A solution to the aforementioned problem could be granting compulsory licenses of the Covaxin as it has been produced jointly by ICMR and Bharat Biotech, coupled with all the money that has been put in by the govt., the IP of Covaxin certainly rests with the government. However, this comes in with its own caveat as the production of this vaccine requires a ‘Biosafety level-3’ production facility, which would require at least a year to build. Hence, compulsory licensing won’t solve the vaccine shortage we are facing at the moment, but is a more long term solution which would require time and effort.
CONCLUSION
The passage of the proposal for TRIPS waiver or granting compulsory licensing with an aim to ramp up production would require time and patience and neither of them would provide a straightjacket and instant solution.
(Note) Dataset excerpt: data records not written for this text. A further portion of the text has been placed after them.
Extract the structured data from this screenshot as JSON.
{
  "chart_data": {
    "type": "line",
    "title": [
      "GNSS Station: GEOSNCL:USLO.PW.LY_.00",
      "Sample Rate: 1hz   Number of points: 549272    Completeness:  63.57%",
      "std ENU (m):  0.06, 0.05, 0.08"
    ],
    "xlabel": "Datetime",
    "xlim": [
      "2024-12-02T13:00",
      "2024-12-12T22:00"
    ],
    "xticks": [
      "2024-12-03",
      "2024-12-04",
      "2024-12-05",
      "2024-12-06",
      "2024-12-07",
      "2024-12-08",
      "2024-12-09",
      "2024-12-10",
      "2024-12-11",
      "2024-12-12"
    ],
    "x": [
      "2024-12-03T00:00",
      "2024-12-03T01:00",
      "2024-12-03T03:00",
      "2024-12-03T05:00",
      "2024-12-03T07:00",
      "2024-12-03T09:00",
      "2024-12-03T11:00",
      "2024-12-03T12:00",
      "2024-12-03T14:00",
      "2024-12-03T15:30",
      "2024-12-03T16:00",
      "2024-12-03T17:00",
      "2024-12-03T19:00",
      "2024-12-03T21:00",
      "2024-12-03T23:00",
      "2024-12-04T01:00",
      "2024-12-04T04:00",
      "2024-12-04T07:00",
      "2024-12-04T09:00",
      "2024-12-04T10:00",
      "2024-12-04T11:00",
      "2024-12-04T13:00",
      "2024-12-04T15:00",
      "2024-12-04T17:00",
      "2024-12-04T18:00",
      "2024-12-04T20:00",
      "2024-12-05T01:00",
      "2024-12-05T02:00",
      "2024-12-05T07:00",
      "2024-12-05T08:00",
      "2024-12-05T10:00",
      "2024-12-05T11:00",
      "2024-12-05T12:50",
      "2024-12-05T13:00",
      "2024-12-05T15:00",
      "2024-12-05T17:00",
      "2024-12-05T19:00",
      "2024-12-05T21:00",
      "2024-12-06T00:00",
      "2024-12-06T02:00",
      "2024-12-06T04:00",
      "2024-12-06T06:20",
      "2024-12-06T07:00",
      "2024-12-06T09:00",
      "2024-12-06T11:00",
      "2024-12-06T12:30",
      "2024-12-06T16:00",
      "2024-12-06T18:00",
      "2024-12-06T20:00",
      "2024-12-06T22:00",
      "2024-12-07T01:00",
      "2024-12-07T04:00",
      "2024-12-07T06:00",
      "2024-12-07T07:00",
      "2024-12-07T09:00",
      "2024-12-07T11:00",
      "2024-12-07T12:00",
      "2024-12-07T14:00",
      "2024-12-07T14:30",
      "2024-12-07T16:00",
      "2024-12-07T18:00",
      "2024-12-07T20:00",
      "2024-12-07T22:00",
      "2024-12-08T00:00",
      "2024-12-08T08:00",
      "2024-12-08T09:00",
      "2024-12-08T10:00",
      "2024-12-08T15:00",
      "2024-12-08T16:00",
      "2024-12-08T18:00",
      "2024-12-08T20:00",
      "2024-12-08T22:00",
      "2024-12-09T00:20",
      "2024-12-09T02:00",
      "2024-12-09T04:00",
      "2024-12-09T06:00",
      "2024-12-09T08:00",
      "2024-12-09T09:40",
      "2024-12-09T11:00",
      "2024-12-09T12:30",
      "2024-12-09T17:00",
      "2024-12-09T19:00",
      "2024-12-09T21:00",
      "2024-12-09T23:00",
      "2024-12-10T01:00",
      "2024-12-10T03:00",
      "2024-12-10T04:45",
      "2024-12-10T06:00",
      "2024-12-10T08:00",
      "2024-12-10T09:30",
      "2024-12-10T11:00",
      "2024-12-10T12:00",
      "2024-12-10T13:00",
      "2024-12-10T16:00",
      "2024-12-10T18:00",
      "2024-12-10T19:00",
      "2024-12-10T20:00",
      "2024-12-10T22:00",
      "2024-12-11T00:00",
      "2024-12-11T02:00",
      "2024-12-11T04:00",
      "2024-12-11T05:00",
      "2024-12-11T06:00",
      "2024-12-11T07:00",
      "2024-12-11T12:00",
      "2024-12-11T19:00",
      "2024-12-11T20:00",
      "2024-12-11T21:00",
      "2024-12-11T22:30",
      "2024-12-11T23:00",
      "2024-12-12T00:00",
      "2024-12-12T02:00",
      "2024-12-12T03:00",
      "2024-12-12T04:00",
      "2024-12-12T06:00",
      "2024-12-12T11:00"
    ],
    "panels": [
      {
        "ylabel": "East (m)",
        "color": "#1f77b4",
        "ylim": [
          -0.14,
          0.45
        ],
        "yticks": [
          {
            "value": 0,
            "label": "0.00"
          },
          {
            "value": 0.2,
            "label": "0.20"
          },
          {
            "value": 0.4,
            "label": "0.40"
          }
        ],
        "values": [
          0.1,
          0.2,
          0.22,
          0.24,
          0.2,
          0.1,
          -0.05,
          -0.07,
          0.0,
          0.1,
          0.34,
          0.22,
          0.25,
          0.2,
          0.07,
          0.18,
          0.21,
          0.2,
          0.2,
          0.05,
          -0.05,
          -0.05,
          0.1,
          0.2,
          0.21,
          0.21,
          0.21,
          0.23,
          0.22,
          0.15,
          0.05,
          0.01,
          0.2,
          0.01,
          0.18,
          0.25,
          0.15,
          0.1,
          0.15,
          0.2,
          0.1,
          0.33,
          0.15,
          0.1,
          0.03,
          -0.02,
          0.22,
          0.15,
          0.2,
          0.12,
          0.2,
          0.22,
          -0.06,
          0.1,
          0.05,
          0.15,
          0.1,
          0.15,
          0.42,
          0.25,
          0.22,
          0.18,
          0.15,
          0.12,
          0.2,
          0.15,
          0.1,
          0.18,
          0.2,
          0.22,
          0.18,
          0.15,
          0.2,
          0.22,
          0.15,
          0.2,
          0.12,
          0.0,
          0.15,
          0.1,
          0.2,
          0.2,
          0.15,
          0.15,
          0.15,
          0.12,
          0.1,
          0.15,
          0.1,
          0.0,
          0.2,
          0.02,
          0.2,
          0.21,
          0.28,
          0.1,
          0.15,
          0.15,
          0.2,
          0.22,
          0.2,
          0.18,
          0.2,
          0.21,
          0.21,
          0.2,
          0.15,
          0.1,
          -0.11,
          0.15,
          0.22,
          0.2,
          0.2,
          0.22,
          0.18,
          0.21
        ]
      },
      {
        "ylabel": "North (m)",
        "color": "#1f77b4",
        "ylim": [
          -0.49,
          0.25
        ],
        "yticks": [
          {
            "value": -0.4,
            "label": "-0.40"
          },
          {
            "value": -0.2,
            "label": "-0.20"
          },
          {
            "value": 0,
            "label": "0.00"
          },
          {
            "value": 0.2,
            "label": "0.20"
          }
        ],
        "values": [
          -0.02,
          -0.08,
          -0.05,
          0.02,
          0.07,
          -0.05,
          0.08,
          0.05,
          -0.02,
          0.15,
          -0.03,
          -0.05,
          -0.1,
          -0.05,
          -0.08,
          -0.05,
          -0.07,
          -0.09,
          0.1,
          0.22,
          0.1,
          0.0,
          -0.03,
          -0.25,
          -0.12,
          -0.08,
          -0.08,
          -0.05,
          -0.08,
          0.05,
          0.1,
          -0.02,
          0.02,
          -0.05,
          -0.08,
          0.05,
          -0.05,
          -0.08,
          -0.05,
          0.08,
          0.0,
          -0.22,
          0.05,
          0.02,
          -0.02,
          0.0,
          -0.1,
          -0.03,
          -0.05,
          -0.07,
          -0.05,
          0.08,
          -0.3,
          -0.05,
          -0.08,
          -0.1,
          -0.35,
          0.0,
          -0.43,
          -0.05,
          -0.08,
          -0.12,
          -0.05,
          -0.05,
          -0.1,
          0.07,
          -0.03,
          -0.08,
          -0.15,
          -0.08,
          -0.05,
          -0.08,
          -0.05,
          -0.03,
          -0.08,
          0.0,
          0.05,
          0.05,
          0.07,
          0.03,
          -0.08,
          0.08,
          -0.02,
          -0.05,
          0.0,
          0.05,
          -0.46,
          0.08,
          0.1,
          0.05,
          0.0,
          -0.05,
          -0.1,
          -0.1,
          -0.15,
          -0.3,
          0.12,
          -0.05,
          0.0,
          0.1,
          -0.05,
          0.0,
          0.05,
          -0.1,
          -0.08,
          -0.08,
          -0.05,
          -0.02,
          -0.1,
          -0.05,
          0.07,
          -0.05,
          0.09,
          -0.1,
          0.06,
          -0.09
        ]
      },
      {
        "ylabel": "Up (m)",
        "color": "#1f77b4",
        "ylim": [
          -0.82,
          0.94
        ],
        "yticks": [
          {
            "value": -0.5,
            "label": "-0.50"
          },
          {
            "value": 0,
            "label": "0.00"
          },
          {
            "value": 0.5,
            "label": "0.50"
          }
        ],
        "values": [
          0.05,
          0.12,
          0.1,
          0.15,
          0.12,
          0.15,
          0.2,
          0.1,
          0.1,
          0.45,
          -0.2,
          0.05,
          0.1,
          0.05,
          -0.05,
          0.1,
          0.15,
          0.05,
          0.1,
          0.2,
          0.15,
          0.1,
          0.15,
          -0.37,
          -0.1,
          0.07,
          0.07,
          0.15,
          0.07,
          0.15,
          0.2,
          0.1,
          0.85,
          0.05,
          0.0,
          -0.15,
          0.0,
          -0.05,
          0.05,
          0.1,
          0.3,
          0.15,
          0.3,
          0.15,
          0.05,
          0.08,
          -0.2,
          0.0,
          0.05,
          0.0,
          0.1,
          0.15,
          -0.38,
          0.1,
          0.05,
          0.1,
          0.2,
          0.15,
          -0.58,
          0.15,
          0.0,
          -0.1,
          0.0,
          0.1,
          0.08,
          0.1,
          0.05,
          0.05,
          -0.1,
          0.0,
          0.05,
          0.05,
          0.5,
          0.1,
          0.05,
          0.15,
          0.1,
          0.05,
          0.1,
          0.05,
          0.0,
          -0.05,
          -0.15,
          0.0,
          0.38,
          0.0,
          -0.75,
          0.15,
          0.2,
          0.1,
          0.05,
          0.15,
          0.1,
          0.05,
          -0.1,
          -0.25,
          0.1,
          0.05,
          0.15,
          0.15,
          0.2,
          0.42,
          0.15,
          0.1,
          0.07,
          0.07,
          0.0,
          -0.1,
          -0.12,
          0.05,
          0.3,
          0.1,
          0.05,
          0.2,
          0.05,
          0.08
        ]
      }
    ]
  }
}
The situation we are in requires quick decision making. Increased delay would give the virus another chance to mutate and make its way to developed countries which are hoarding vaccines. Canada has enough vaccine to inoculate its citizens 10 times over; Britain could inoculate its citizen 8 times over. The first and foremost step that the developed countries could take is to stop hoarding of vaccine and donate the excess to the COVAX initiative, which would make sure equitable distribution of vaccine among the lower income countries.
Secondly, India could also explore the option of Voluntary Licensing. Voluntary licensing involves a process in which the patent holder authorises a third party to produce and sell the patented product on terms and conditions that benefit them both. Again Covaxin could make the best candidate with the possibly, the IP of the vaccine resting with the government. So far, the government has been reluctant to license the covaxin to possible producers and scale up its production. One could argue that this decision contradicts government proposal of TRIPS waiver for vaccine.
India could have augmented the production of Covaxin by urgently licensing it to as many pharmaceutical companies as possible. Increased production would have not only solved India’s woes, but also those low – income developing countries. This could demonstrate India’s strong political will to increase the accessibility of vaccines on a global stage.